3. Aux termes de l'article L. 2121-10 du code général des collectivités territoriales : " Toute convocation est faite par le maire. Elle indique les questions portées à l'ordre du jour. Elle est mentionnée au registre des délibérations, affichée ou publiée. Elle est adressée par écrit, au domicile des conseillers municipaux ou, s'ils en font la demande, envoyée à une autre adresse ou transmise de manière dématérialisée ". Aux termes de l'article L. 2121-12 du même code : " Dans les communes de 3 500 habitants et plus, une note explicative de synthèse sur les affaires soumises à délibération doit être adressée avec la convocation aux membres du conseil municipal. (...) / Le délai de convocation est fixé à cinq jours francs (...) ".

4. Il ressort des pièces du dossier que la lettre de convocation à la séance du conseil municipal du 11 mai 2017 a été adressée aux conseillers municipaux par courriel du 5 mai 2017. Le courriel de convocation comporte une mention selon laquelle le dossier de la réunion est à la disposition des conseillers municipaux " dans leur casiers " ainsi qu'un lien permettant à ses destinataires de télécharger ledit dossier, la commune produisant en outre la note explicative de synthèse de 48 pages présentant le bilan de l'enquête publique et les modifications apportées au plan à l'issue de ladite enquête.
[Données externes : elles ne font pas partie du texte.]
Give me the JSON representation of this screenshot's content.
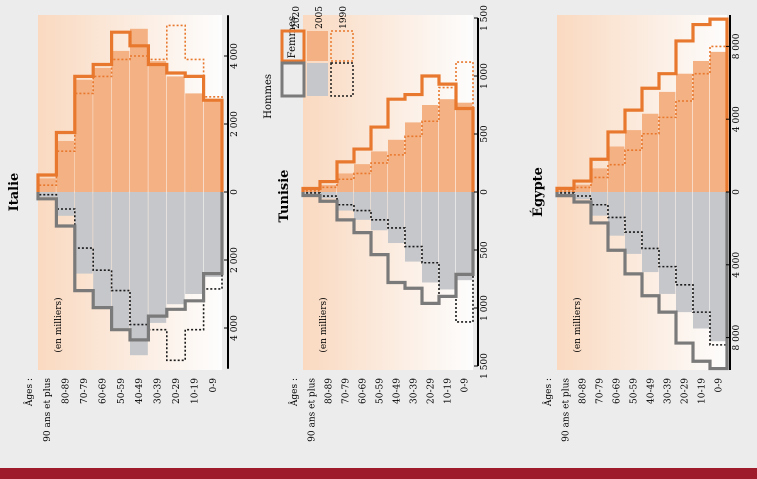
{
  "age_axis_title": "Âges :",
  "age_groups": [
    "90 ans et plus",
    "80-89",
    "70-79",
    "60-69",
    "50-59",
    "40-49",
    "30-39",
    "20-29",
    "10-19",
    "0-9"
  ],
  "unit_note": "(en milliers)",
  "legend": {
    "men_label": "Hommes",
    "women_label": "Femmes",
    "years": [
      "2020",
      "2005",
      "1990"
    ]
  },
  "colors": {
    "women_fill": "#f4b183",
    "women_line": "#e8782d",
    "men_fill": "#c5c7cb",
    "men_line_2020": "#7a7a7a",
    "men_line_1990": "#1a1a1a",
    "panel_tint": "#fbdcc4",
    "bottom_bar": "#9e1b2b"
  },
  "chart_data": [
    {
      "type": "population_pyramid",
      "title": "Italie",
      "categories": [
        "90 ans et plus",
        "80-89",
        "70-79",
        "60-69",
        "50-59",
        "40-49",
        "30-39",
        "20-29",
        "10-19",
        "0-9"
      ],
      "axis_max": 5200,
      "tick_labels_women": [
        "0",
        "2 000",
        "4 000"
      ],
      "tick_labels_men": [
        "0",
        "2 000",
        "4 000"
      ],
      "tick_values": [
        0,
        2000,
        4000
      ],
      "series": [
        {
          "name": "2020",
          "sex": "women",
          "values": [
            500,
            1750,
            3400,
            3750,
            4700,
            4300,
            3750,
            3500,
            3400,
            2700
          ]
        },
        {
          "name": "2005",
          "sex": "women",
          "values": [
            400,
            1500,
            3300,
            3650,
            4150,
            4800,
            3850,
            3400,
            2900,
            2700
          ]
        },
        {
          "name": "1990",
          "sex": "women",
          "values": [
            200,
            1200,
            2900,
            3400,
            3900,
            4000,
            3900,
            4900,
            3900,
            2800
          ]
        },
        {
          "name": "2020",
          "sex": "men",
          "values": [
            200,
            1000,
            2900,
            3400,
            4050,
            4350,
            3650,
            3450,
            3200,
            2400
          ]
        },
        {
          "name": "2005",
          "sex": "men",
          "values": [
            150,
            700,
            2400,
            3400,
            4000,
            4800,
            3850,
            3300,
            3000,
            2500
          ]
        },
        {
          "name": "1990",
          "sex": "men",
          "values": [
            80,
            500,
            1650,
            2300,
            2900,
            3900,
            4050,
            4950,
            4050,
            2850
          ]
        }
      ]
    },
    {
      "type": "population_pyramid",
      "title": "Tunisie",
      "categories": [
        "90 ans et plus",
        "80-89",
        "70-79",
        "60-69",
        "50-59",
        "40-49",
        "30-39",
        "20-29",
        "10-19",
        "0-9"
      ],
      "axis_max": 1500,
      "tick_labels_women": [
        "0",
        "500",
        "1 000",
        "1 500"
      ],
      "tick_labels_men": [
        "500",
        "1 000",
        "1 500"
      ],
      "tick_values": [
        0,
        500,
        1000,
        1500
      ],
      "series": [
        {
          "name": "2020",
          "sex": "women",
          "values": [
            30,
            90,
            260,
            370,
            560,
            800,
            840,
            1000,
            930,
            720
          ]
        },
        {
          "name": "2005",
          "sex": "women",
          "values": [
            15,
            60,
            160,
            240,
            350,
            450,
            600,
            750,
            800,
            770
          ]
        },
        {
          "name": "1990",
          "sex": "women",
          "values": [
            10,
            40,
            110,
            160,
            250,
            320,
            480,
            610,
            900,
            1120
          ]
        },
        {
          "name": "2020",
          "sex": "men",
          "values": [
            30,
            80,
            240,
            350,
            540,
            780,
            830,
            960,
            900,
            710
          ]
        },
        {
          "name": "2005",
          "sex": "men",
          "values": [
            15,
            55,
            160,
            240,
            330,
            440,
            600,
            780,
            840,
            760
          ]
        },
        {
          "name": "1990",
          "sex": "men",
          "values": [
            8,
            35,
            110,
            160,
            240,
            310,
            470,
            610,
            900,
            1120
          ]
        }
      ]
    },
    {
      "type": "population_pyramid",
      "title": "Égypte",
      "categories": [
        "90 ans et plus",
        "80-89",
        "70-79",
        "60-69",
        "50-59",
        "40-49",
        "30-39",
        "20-29",
        "10-19",
        "0-9"
      ],
      "axis_max": 10000,
      "tick_labels_women": [
        "0",
        "4 000",
        "8 000"
      ],
      "tick_labels_men": [
        "4 000",
        "8 000"
      ],
      "tick_values": [
        0,
        4000,
        8000
      ],
      "series": [
        {
          "name": "2020",
          "sex": "women",
          "values": [
            200,
            600,
            1800,
            3300,
            4500,
            5700,
            6500,
            8300,
            9200,
            9500
          ]
        },
        {
          "name": "2005",
          "sex": "women",
          "values": [
            100,
            400,
            1300,
            2500,
            3400,
            4300,
            5500,
            6500,
            7200,
            7700
          ]
        },
        {
          "name": "1990",
          "sex": "women",
          "values": [
            50,
            250,
            800,
            1500,
            2300,
            3200,
            4100,
            5000,
            6500,
            8000
          ]
        },
        {
          "name": "2020",
          "sex": "men",
          "values": [
            200,
            550,
            1700,
            3200,
            4500,
            5700,
            6600,
            8300,
            9300,
            9700
          ]
        },
        {
          "name": "2005",
          "sex": "men",
          "values": [
            100,
            400,
            1300,
            2400,
            3400,
            4400,
            5600,
            6600,
            7500,
            8200
          ]
        },
        {
          "name": "1990",
          "sex": "men",
          "values": [
            50,
            220,
            700,
            1400,
            2200,
            3100,
            4100,
            5100,
            6600,
            8400
          ]
        }
      ]
    }
  ]
}
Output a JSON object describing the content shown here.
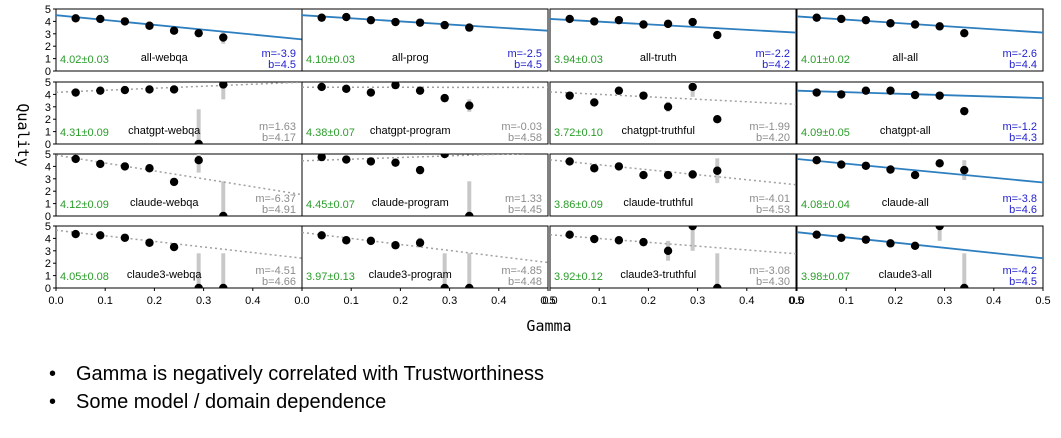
{
  "chart_data": {
    "type": "scatter",
    "ylabel": "Quality",
    "xlabel": "Gamma",
    "xlim": [
      0.0,
      0.5
    ],
    "ylim": [
      0,
      5
    ],
    "xticks": [
      "0.0",
      "0.1",
      "0.2",
      "0.3",
      "0.4",
      "0.5"
    ],
    "xticks_first_col": [
      "0.0",
      "0.1",
      "0.2",
      "0.3",
      "0.4"
    ],
    "yticks": [
      "0",
      "1",
      "2",
      "3",
      "4",
      "5"
    ],
    "colors": {
      "fit_significant": "#2e7fbf",
      "fit_insignificant": "#a0a0a0",
      "mean_label": "#2a9d2a",
      "coef_significant": "#1f1fd1",
      "coef_insignificant": "#8c8c8c",
      "point": "#000000",
      "errorbar": "#c8c8c8"
    },
    "panels": [
      {
        "name": "all-webqa",
        "mean": "4.02±0.03",
        "m": "m=-3.9",
        "b": "b=4.5",
        "significant": true,
        "slope": -3.9,
        "intercept": 4.5,
        "points": [
          [
            0.04,
            4.25,
            0.15
          ],
          [
            0.09,
            4.2,
            0.15
          ],
          [
            0.14,
            4.0,
            0.2
          ],
          [
            0.19,
            3.65,
            0.2
          ],
          [
            0.24,
            3.25,
            0.2
          ],
          [
            0.29,
            3.05,
            0.2
          ],
          [
            0.34,
            2.7,
            0.5
          ]
        ]
      },
      {
        "name": "all-prog",
        "mean": "4.10±0.03",
        "m": "m=-2.5",
        "b": "b=4.5",
        "significant": true,
        "slope": -2.5,
        "intercept": 4.5,
        "points": [
          [
            0.04,
            4.3,
            0.15
          ],
          [
            0.09,
            4.35,
            0.15
          ],
          [
            0.14,
            4.1,
            0.2
          ],
          [
            0.19,
            3.95,
            0.2
          ],
          [
            0.24,
            3.9,
            0.2
          ],
          [
            0.29,
            3.7,
            0.25
          ],
          [
            0.34,
            3.5,
            0.3
          ]
        ]
      },
      {
        "name": "all-truth",
        "mean": "3.94±0.03",
        "m": "m=-2.2",
        "b": "b=4.2",
        "significant": true,
        "slope": -2.2,
        "intercept": 4.2,
        "points": [
          [
            0.04,
            4.2,
            0.15
          ],
          [
            0.09,
            4.0,
            0.15
          ],
          [
            0.14,
            4.1,
            0.2
          ],
          [
            0.19,
            3.75,
            0.2
          ],
          [
            0.24,
            3.8,
            0.2
          ],
          [
            0.29,
            3.95,
            0.3
          ],
          [
            0.34,
            2.9,
            0.3
          ]
        ]
      },
      {
        "name": "all-all",
        "mean": "4.01±0.02",
        "m": "m=-2.6",
        "b": "b=4.4",
        "significant": true,
        "slope": -2.6,
        "intercept": 4.4,
        "points": [
          [
            0.04,
            4.3,
            0.1
          ],
          [
            0.09,
            4.2,
            0.1
          ],
          [
            0.14,
            4.1,
            0.15
          ],
          [
            0.19,
            3.85,
            0.15
          ],
          [
            0.24,
            3.75,
            0.15
          ],
          [
            0.29,
            3.6,
            0.2
          ],
          [
            0.34,
            3.05,
            0.2
          ]
        ]
      },
      {
        "name": "chatgpt-webqa",
        "mean": "4.31±0.09",
        "m": "m=1.63",
        "b": "b=4.17",
        "significant": false,
        "slope": 1.63,
        "intercept": 4.17,
        "points": [
          [
            0.04,
            4.15,
            0.2
          ],
          [
            0.09,
            4.3,
            0.2
          ],
          [
            0.14,
            4.35,
            0.2
          ],
          [
            0.19,
            4.4,
            0.2
          ],
          [
            0.24,
            4.4,
            0.2
          ],
          [
            0.29,
            0.0,
            2.8
          ],
          [
            0.34,
            4.8,
            1.2
          ]
        ]
      },
      {
        "name": "chatgpt-program",
        "mean": "4.38±0.07",
        "m": "m=-0.03",
        "b": "b=4.58",
        "significant": false,
        "slope": -0.03,
        "intercept": 4.58,
        "points": [
          [
            0.04,
            4.6,
            0.15
          ],
          [
            0.09,
            4.45,
            0.15
          ],
          [
            0.14,
            4.15,
            0.2
          ],
          [
            0.19,
            4.75,
            0.2
          ],
          [
            0.24,
            4.3,
            0.2
          ],
          [
            0.29,
            3.7,
            0.3
          ],
          [
            0.34,
            3.1,
            0.5
          ]
        ]
      },
      {
        "name": "chatgpt-truthful",
        "mean": "3.72±0.10",
        "m": "m=-1.99",
        "b": "b=4.20",
        "significant": false,
        "slope": -1.99,
        "intercept": 4.2,
        "points": [
          [
            0.04,
            3.9,
            0.2
          ],
          [
            0.09,
            3.35,
            0.25
          ],
          [
            0.14,
            4.3,
            0.2
          ],
          [
            0.19,
            3.9,
            0.25
          ],
          [
            0.24,
            3.0,
            0.4
          ],
          [
            0.29,
            4.6,
            0.8
          ],
          [
            0.34,
            2.0,
            0.2
          ]
        ]
      },
      {
        "name": "chatgpt-all",
        "mean": "4.09±0.05",
        "m": "m=-1.2",
        "b": "b=4.3",
        "significant": true,
        "slope": -1.2,
        "intercept": 4.3,
        "points": [
          [
            0.04,
            4.15,
            0.1
          ],
          [
            0.09,
            4.0,
            0.1
          ],
          [
            0.14,
            4.3,
            0.15
          ],
          [
            0.19,
            4.3,
            0.15
          ],
          [
            0.24,
            3.95,
            0.15
          ],
          [
            0.29,
            3.9,
            0.2
          ],
          [
            0.34,
            2.65,
            0.25
          ]
        ]
      },
      {
        "name": "claude-webqa",
        "mean": "4.12±0.09",
        "m": "m=-6.37",
        "b": "b=4.91",
        "significant": false,
        "slope": -6.37,
        "intercept": 4.91,
        "points": [
          [
            0.04,
            4.6,
            0.2
          ],
          [
            0.09,
            4.2,
            0.2
          ],
          [
            0.14,
            4.0,
            0.2
          ],
          [
            0.19,
            3.85,
            0.25
          ],
          [
            0.24,
            2.75,
            0.3
          ],
          [
            0.29,
            4.5,
            1.0
          ],
          [
            0.34,
            0.0,
            2.8
          ]
        ]
      },
      {
        "name": "claude-program",
        "mean": "4.45±0.07",
        "m": "m=1.33",
        "b": "b=4.45",
        "significant": false,
        "slope": 1.33,
        "intercept": 4.45,
        "points": [
          [
            0.04,
            4.75,
            0.15
          ],
          [
            0.09,
            4.55,
            0.15
          ],
          [
            0.14,
            4.4,
            0.2
          ],
          [
            0.19,
            4.3,
            0.2
          ],
          [
            0.24,
            3.7,
            0.25
          ],
          [
            0.29,
            5.0,
            0.3
          ],
          [
            0.34,
            0.0,
            2.8
          ]
        ]
      },
      {
        "name": "claude-truthful",
        "mean": "3.86±0.09",
        "m": "m=-4.01",
        "b": "b=4.53",
        "significant": false,
        "slope": -4.01,
        "intercept": 4.53,
        "points": [
          [
            0.04,
            4.4,
            0.2
          ],
          [
            0.09,
            3.85,
            0.2
          ],
          [
            0.14,
            4.0,
            0.2
          ],
          [
            0.19,
            3.3,
            0.25
          ],
          [
            0.24,
            3.3,
            0.3
          ],
          [
            0.29,
            3.35,
            0.35
          ],
          [
            0.34,
            3.65,
            1.0
          ]
        ]
      },
      {
        "name": "claude-all",
        "mean": "4.08±0.04",
        "m": "m=-3.8",
        "b": "b=4.6",
        "significant": true,
        "slope": -3.8,
        "intercept": 4.6,
        "points": [
          [
            0.04,
            4.5,
            0.1
          ],
          [
            0.09,
            4.15,
            0.1
          ],
          [
            0.14,
            4.05,
            0.15
          ],
          [
            0.19,
            3.75,
            0.15
          ],
          [
            0.24,
            3.3,
            0.2
          ],
          [
            0.29,
            4.25,
            0.2
          ],
          [
            0.34,
            3.7,
            0.8
          ]
        ]
      },
      {
        "name": "claude3-webqa",
        "mean": "4.05±0.08",
        "m": "m=-4.51",
        "b": "b=4.66",
        "significant": false,
        "slope": -4.51,
        "intercept": 4.66,
        "points": [
          [
            0.04,
            4.35,
            0.2
          ],
          [
            0.09,
            4.25,
            0.2
          ],
          [
            0.14,
            4.05,
            0.2
          ],
          [
            0.19,
            3.65,
            0.25
          ],
          [
            0.24,
            3.3,
            0.3
          ],
          [
            0.29,
            0.0,
            2.8
          ],
          [
            0.34,
            0.0,
            2.8
          ]
        ]
      },
      {
        "name": "claude3-program",
        "mean": "3.97±0.13",
        "m": "m=-4.85",
        "b": "b=4.48",
        "significant": false,
        "slope": -4.85,
        "intercept": 4.48,
        "points": [
          [
            0.04,
            4.25,
            0.2
          ],
          [
            0.09,
            3.85,
            0.2
          ],
          [
            0.14,
            3.8,
            0.25
          ],
          [
            0.19,
            3.45,
            0.3
          ],
          [
            0.24,
            3.65,
            0.4
          ],
          [
            0.29,
            0.0,
            2.8
          ],
          [
            0.34,
            0.0,
            2.8
          ]
        ]
      },
      {
        "name": "claude3-truthful",
        "mean": "3.92±0.12",
        "m": "m=-3.08",
        "b": "b=4.30",
        "significant": false,
        "slope": -3.08,
        "intercept": 4.3,
        "points": [
          [
            0.04,
            4.3,
            0.2
          ],
          [
            0.09,
            3.95,
            0.2
          ],
          [
            0.14,
            3.85,
            0.25
          ],
          [
            0.19,
            3.7,
            0.3
          ],
          [
            0.24,
            3.0,
            0.8
          ],
          [
            0.29,
            5.0,
            2.0
          ],
          [
            0.34,
            0.0,
            2.8
          ]
        ]
      },
      {
        "name": "claude3-all",
        "mean": "3.98±0.07",
        "m": "m=-4.2",
        "b": "b=4.5",
        "significant": true,
        "slope": -4.2,
        "intercept": 4.5,
        "points": [
          [
            0.04,
            4.3,
            0.1
          ],
          [
            0.09,
            4.05,
            0.1
          ],
          [
            0.14,
            3.9,
            0.15
          ],
          [
            0.19,
            3.6,
            0.15
          ],
          [
            0.24,
            3.4,
            0.2
          ],
          [
            0.29,
            5.0,
            1.2
          ],
          [
            0.34,
            0.0,
            2.8
          ]
        ]
      }
    ]
  },
  "bullets": [
    "Gamma is negatively correlated with Trustworthiness",
    "Some model / domain dependence"
  ]
}
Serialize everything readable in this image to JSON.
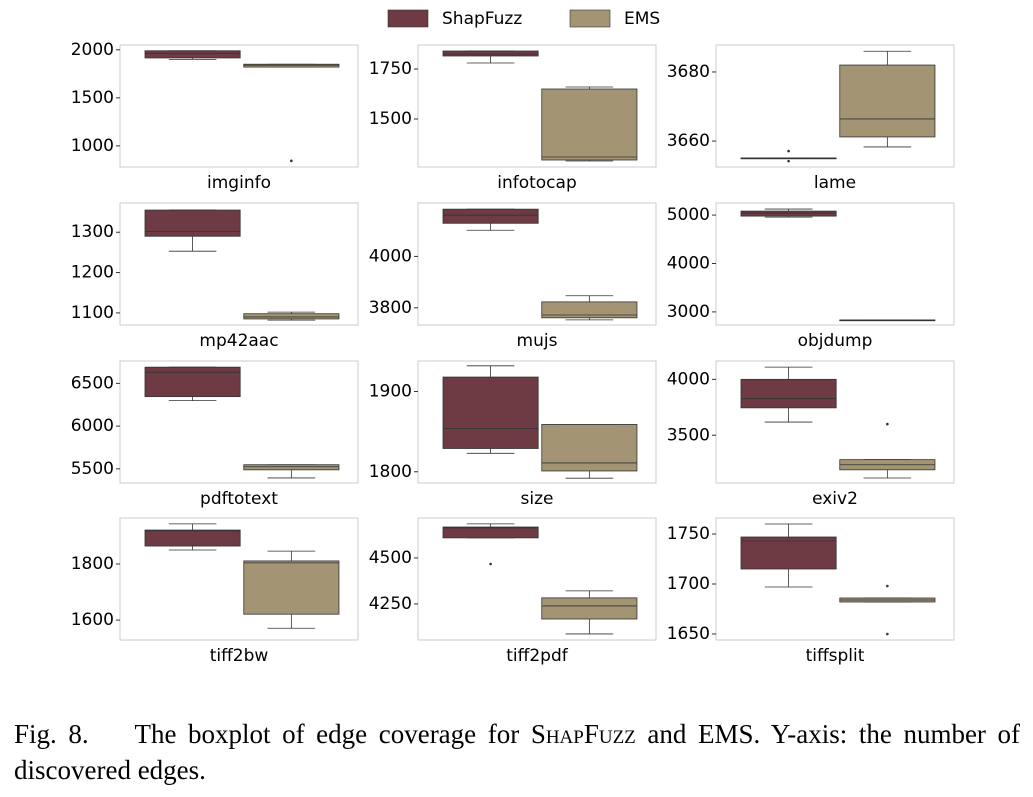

Il ne ressort pas des pièces du dossier que les éléments mis ainsi à la disposition des conseillers municipaux n'auraient pas assuré le droit à l'information de ces derniers dans des conditions satisfaisantes. Enfin, les mentions contenues dans l'extrait du registre de la délibération montrent que 23 des 27 conseillers municipaux en exercice étaient présents à la séance du 11 mai 2017, deux étaient excusés mais avaient donné procuration et deux seulement étaient absents.

5. Dans ces conditions, les requérants ne sont pas fondés à soutenir que les conseillers municipaux n'ont pas été convoqués en temps utile pour la réunion du 11 mai 2017 ni qu'ils n'auraient pas été destinataires des éléments nécessaires à leur information. Par suite, le moyen tiré de la méconnaissance des articles L. 2121-10 et L. 2121-12 du code général des collectivités territoriales doit être écarté.

En ce qui concerne les réserves du commissaire-enquêteur :

6. Aux termes de l'article L. 153-19 du code de l'urbanisme : " Le projet de plan local d'urbanisme arrêté est soumis à enquête publique réalisée conformément au chapitre III du titre II du livre Ier du code de l'environnement par le président de l'établissement public de coopération intercommunale ou le maire. ".

7. Il ne résulte ni de ces dispositions, ni d'aucun autre texte législatif ou réglementaire inclus notamment dans le code de l'environnement, que l'autorité approuvant le plan local d'urbanisme serait tenue de suivre l'avis du commissaire-enquêteur ou devrait indiquer les raisons pour lesquelles, le cas échéant, elle s'écarte de cet avis, en levant expressément les réserves dont il était assorti. Par suite, le moyen tiré de ce que le conseil municipal a adopté la délibération en litige sans lever au préalable les réserves du commissaire enquêteur ne peut qu'être écarté.

En ce qui concerne l'absence de publicité de la délibération du 11 mai 2017 :

8. Comme l'ont relevé à bon droit les premiers juges, les conditions de publicité de la délibération attaquée sont sans incidence sur sa légalité.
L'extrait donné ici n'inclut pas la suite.